LNXDrive is in alpha. Only the most recent alpha release receives security fixes; there are no backports.
| Version | Supported |
|---|---|
| 0.1.0-alpha.x (latest) | ✅ |
| anything older | ❌ |
Please do not open a public issue for security vulnerabilities.
- Preferred: use GitHub's private vulnerability reporting — Security → Report a vulnerability.
- Alternatively, email contact@strangedays.tech with subject
[SECURITY] lnxdrive: <short summary>.
Include: affected component (daemon / FUSE / CLI / GNOME panel / packaging), reproduction steps, impact assessment, and your environment (distro, GNOME version, install method).
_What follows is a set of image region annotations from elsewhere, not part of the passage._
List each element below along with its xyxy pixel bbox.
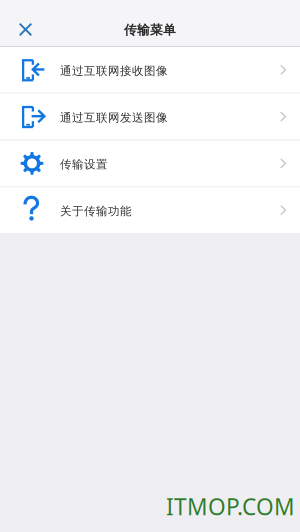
staticText: 通过互联网发送图像 <box>60 110 168 125</box>
staticText: 传输设置 <box>60 157 108 172</box>
button[interactable]: 关于传输功能 <box>0 187 300 233</box>
button[interactable]: 通过互联网接收图像 <box>0 47 300 93</box>
staticText: 通过互联网接收图像 <box>60 64 168 78</box>
button[interactable]: Close <box>0 0 46 46</box>
button[interactable]: 通过互联网发送图像 <box>0 94 300 140</box>
button[interactable]: 传输设置 <box>0 140 300 186</box>
staticText: ITMOP.COM <box>166 491 295 522</box>
staticText: 关于传输功能 <box>60 204 132 218</box>
staticText: 传输菜单 <box>124 22 176 38</box>
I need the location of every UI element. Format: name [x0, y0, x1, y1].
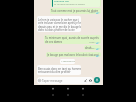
staticText: tu te laisse pousser la plante: [54, 3, 85, 6]
staticText: Je bouge pas mal avec le boulot c'est vr…: [47, 53, 99, 57]
button[interactable]: Charlotte Lille: [51, 0, 101, 7]
staticText: depuis peu et je me dis le bouge bo: [38, 25, 81, 29]
button[interactable]: Je bouge pas mal avec le boulot c'est vr…: [46, 52, 101, 57]
button[interactable]: Tu minimum quoi, aurais de sucrée auprés: [44, 35, 101, 44]
button[interactable]: Ben ouais donc en tant qu homme voila: [37, 65, 81, 75]
staticText: Tu minimum quoi, aurais de sucrée auprés: [45, 36, 99, 40]
staticText: 12:06: [89, 47, 95, 50]
staticText: donc tu dois profiter de la vie: [38, 28, 75, 32]
staticText: entourant du dire profiter: [38, 70, 71, 74]
staticText: Charlotte Lille: [54, 0, 69, 3]
button[interactable]: Emoji: [37, 77, 93, 84]
staticText: Le hen je vais pas le cacher que j: [38, 18, 79, 22]
button[interactable]: Back: [48, 85, 58, 99]
other: Camera: [89, 79, 92, 82]
button[interactable]: 1 MESSAGE NON LU: [60, 59, 75, 64]
button[interactable]: Voice message: [94, 77, 100, 83]
button[interactable]: Home: [63, 85, 73, 99]
other: Emoji: [38, 79, 41, 82]
staticText: Tout comme moi je pourrais lui plaire: [51, 9, 99, 13]
button[interactable]: ahah: [84, 45, 101, 50]
staticText: de ces dames: [45, 40, 63, 44]
staticText: crée trouver came bien aprés je te: [38, 21, 81, 25]
button[interactable]: Recents: [78, 85, 88, 99]
other: Attach: [84, 79, 87, 82]
staticText: 12:04: [89, 11, 95, 14]
staticText: ahah: [85, 46, 92, 50]
button[interactable]: Le hen je vais pas le cacher que j: [37, 16, 81, 32]
staticText: Ben ouais donc en tant qu homme voila: [38, 67, 81, 71]
staticText: 12:06: [89, 41, 95, 44]
staticText: 12:07: [89, 54, 95, 57]
staticText: Taper message: [42, 79, 63, 83]
button[interactable]: Tout comme moi je pourrais lui plaire: [50, 8, 101, 14]
staticText: 1 MESSAGE NON LU: [61, 60, 75, 63]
- Acknowledgement within 7 days.
- Coordinated disclosure: we ask for up to 90 days to ship a fix before public disclosure. Single-maintainer project — complex fixes may need the full window.
- Credit in the release notes (opt-out if you prefer anonymity).
Documented threat analysis lives in the repository's governance tree
(.straymark/02-design/risk-analysis/ and .straymark/08-security/).
Highlights relevant to users:
- OAuth tokens never touch disk in cleartext and never travel raw over D-Bus: they live in the system keyring (Secret Service); the D-Bus API exposes only opaque session handles.
- The Flatpak sandbox uses scoped D-Bus names (no unrestricted
--socket=session-bus). - The config parser is hardened against YAML expansion attacks (billion-laughs caps).
- CI runs
cargo auditandcargo denyon every change to the engine.
Known limitations of the alpha (host-side components outside the Flatpak sandbox, FUSE device access) are documented in the release notes of each pre-release.